Saturday, December 09, 2006

What the omission of Zhu’s comments reminds me

In my previous blog, I repeated that the reason I left out General Zhu's nuclear comments in my second report was to avoid a "phony war" between U.S. and China during Canadian general election, which would necessarily take Canadian voters' attention away from the real issues pertinent to them. I knew that General Zhu's remarks and Bush administration's media nuclear bomb were related. In fact, I knew these two events were connected through me.

I wasn't intentionally trying to hide anything. But the attacks from American and British pundits left me precisely with that bad feeling. It looked like that my omission of General Zhu's nuclear comments had instead drawn people's attention to them.

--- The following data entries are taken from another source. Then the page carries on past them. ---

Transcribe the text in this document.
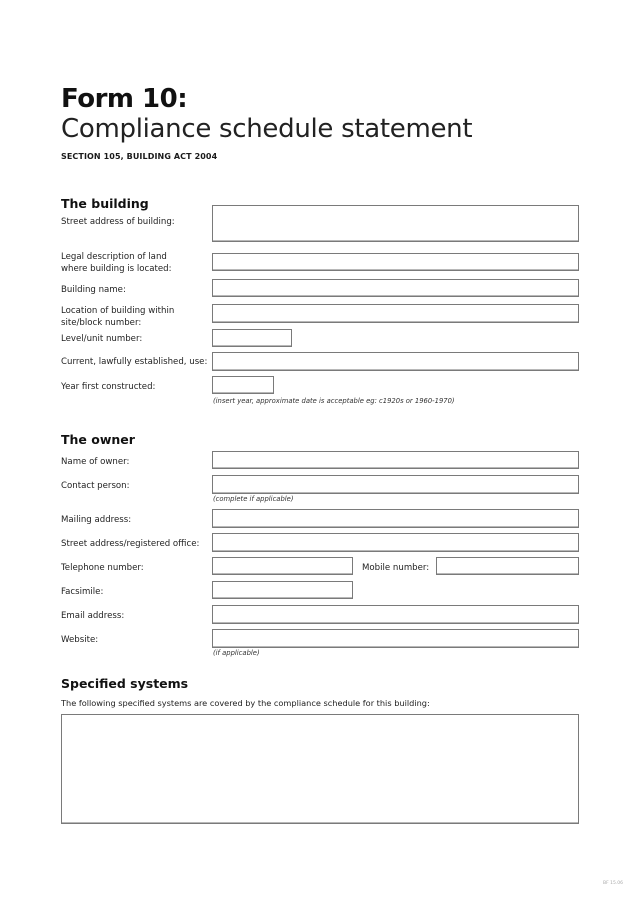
Form 10:
Compliance schedule statement
SECTION 105, BUILDING ACT 2004
The building
Street address of building:
Legal description of land
where building is located:
Building name:
Location of building within
site/block number:
Level/unit number:
Current, lawfully established, use:
Year first constructed:
(insert year, approximate date is acceptable eg: c1920s or 1960-1970)
The owner
Name of owner:
Contact person:
(complete if applicable)
Mailing address:
Street address/registered office:
Telephone number:	Mobile number:
Facsimile:
Email address:
Website:
(if applicable)
Specified systems
The following specified systems are covered by the compliance schedule for this building:
BF 15.06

At the mean time, President Chirac's speech on nuclear issue on January 19 caught my eye the next day on Norman's Spectator. The following was his digest on January 20, the same days when my report was attacked by pundits at both The Guardian and The Washington Post:

--Let's hope this is not translated into Hebrew

"The leaders of states who would use terrorist means against us, as well as those who would envision using . . . weapons of mass destruction, must understand that they would lay themselves open to a firm and fitting response on our part," Chirac said during a visit to a nuclear submarine base in Brittany. "This response could be a conventional one. It could also be of a different kind."

Chirac: Nuclear Response to Terrorism Is Possible

At that time, my understanding of General Zhu's comments was that Zhu was allowed to make those comments so that I could criticize him to gain goodwill from the Americans, and that Bush administration knew about this intention of Chinese government.

Reading President Chirac's speech, I was worried that he might be talking about Chinese government with respect to General Zhu's nuclear comments, because my omission of Zhu's comments in my report had just drew attention to them. And if President Chirac was warning the Chinese, it was natural for me to assume that he obtained his information from the Bush administration. (I read a column by David Ignatius of Washington Post on February 1. The column described how closely the national security advisers of these two presidents worked together.)

That's why one of the points I made on February 27 - the first opportunity I was able to do so - was in the form of memo to President Bush :

Memo to Mr. Bush: The Chinese leadership had no ill-intent against your great country and with all due respect, I think you knew it.

That's also why I felt it was imperative that I "put everything on the table so that there will be no international misunderstandings, intentional or otherwise" (posted on April 15), especially with the heightened tension across Taiwan Straits.

I would like to stress that I have immense respect for President Chirac, whose profound knowledge of Chinese culture and history impresses me greatly. However, I did not, and still do not, know for sure whether President Chirac's speech on January 19 was indeed prompted by my second report. So I would like to beg for President Chirac's forgiveness if I misinterpreted his speech. On the other hand, I feel that, irregardless of whether President Chirac's speech was prompted by my report, going over these events at least helps to illustrate two points: (1) that, prior to mid-March, I had absolutely no idea that my own blog Summer Hibernation could have a nuclear interpretation, let along have been the potential source of controversy; and (2) that it was out of concern for world peace and stability that I risked complicating my own legal situation on February 27 to start putting everything I knew on the table.